Our State's version of these "job creators" has plenty of amateurish, crooked politicians and other creatures which have descended here during the night from powerfully parasitic "visitors" such as ALEC.  The incredible collection of expensive repetitions of the "great jobs creation wet dream" amounts to no more than a New Mexican State tooth ache -- a picture of frustration and infuriation about the opportunities we've missed because we were plowing all of our development dollars into these "whirl winds."

New Mexico's future, sustainable economy will clearly not to be ushered in by the likes of Eclipse private jets or German solar panels.  Further, if not the high tech dream machine, then what?

We can start right away.
MeanMesa doesn't like to paint pictures of hopelessness and surrender.  Most New Mexicans are feeling understandably "down in the mouth" about this long series of failures, and the ones who aren't feeling depressed are, most likely, the same ones who were close enough to these boondoggles to walk away with some of that incentive money in their own pockets.
The way ahead will definitely not simply be a matter of "tweeking" the train wreck back onto the tracks.  New Mexico will need something akin to a "state-sized" Marshall Plan, but we can do this.  We can probably even pay for it in a reassuringly straight forward way once we quit wasting our development resources on expensive things that never develop.

MeanMesa has been off the air for a few weeks during the election, but now that's largely complete.  We are officially moving from the "politics phase" to the "governance phase" of both our Federal and State democracies.

This means that it's high time for some good ideas.  And, if we agree that the old ideas haven't worked for beans, the term "good ideas" means "new ideas."  MeanMesa has never been bashful about sharing new ideas, and this is no exception.  Here's the plan.
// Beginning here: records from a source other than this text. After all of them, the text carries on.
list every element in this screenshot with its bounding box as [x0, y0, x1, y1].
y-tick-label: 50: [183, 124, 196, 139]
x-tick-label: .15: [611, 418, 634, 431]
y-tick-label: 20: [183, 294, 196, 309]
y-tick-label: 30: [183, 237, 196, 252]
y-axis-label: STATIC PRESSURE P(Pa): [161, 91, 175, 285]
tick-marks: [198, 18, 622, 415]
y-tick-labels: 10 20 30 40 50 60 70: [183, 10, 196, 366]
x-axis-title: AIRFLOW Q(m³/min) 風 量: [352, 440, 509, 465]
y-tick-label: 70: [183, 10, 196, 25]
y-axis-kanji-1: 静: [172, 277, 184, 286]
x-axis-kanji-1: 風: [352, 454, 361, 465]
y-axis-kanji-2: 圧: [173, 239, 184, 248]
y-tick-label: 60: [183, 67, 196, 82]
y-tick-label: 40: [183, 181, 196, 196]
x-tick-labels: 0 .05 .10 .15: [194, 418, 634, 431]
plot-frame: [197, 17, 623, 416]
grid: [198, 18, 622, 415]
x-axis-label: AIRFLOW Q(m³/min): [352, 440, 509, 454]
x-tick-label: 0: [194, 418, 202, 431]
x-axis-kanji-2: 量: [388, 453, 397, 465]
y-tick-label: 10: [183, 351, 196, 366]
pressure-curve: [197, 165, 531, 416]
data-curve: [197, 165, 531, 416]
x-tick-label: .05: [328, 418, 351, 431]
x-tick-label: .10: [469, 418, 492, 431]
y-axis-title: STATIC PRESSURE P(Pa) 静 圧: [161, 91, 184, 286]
The blog-bunker already has a rough outline of the legislative work needed to transform the New Mexico economy -- along with a good list of economic development projects which can actually be done.  The picture of what we must demand from our state legislators is also filling out nicely.

Finally, MeanMesa sees the mood of the state beginning to move toward something quite different for our future.  That "something" must be carefully described, planned and, most importantly, demanded.  There is nothing material standing in the way of us moving toward the goals we have.

Here's what's to come.

First, there will be an announcement of a new member to MeanMesa, a co-author who will be adding a stereophonic second voice to some of the posts.  Second, there will be a series of posts which describe specific plans which the legislature should be considering to promote economic development.

Right now, the only folks writing new plans for New Mexico seems to be ALEC.  Naturally, ALEC plans, authored and promoted by outside corporate interests, can hardly be expected to serve the interests of the state.  MeanMesa has the bold ambition of inserting itself into that fray right away.

We'll be visiting soon.

One Final Thing

Every time Barack Obama smiles, an oligarch loses his wings.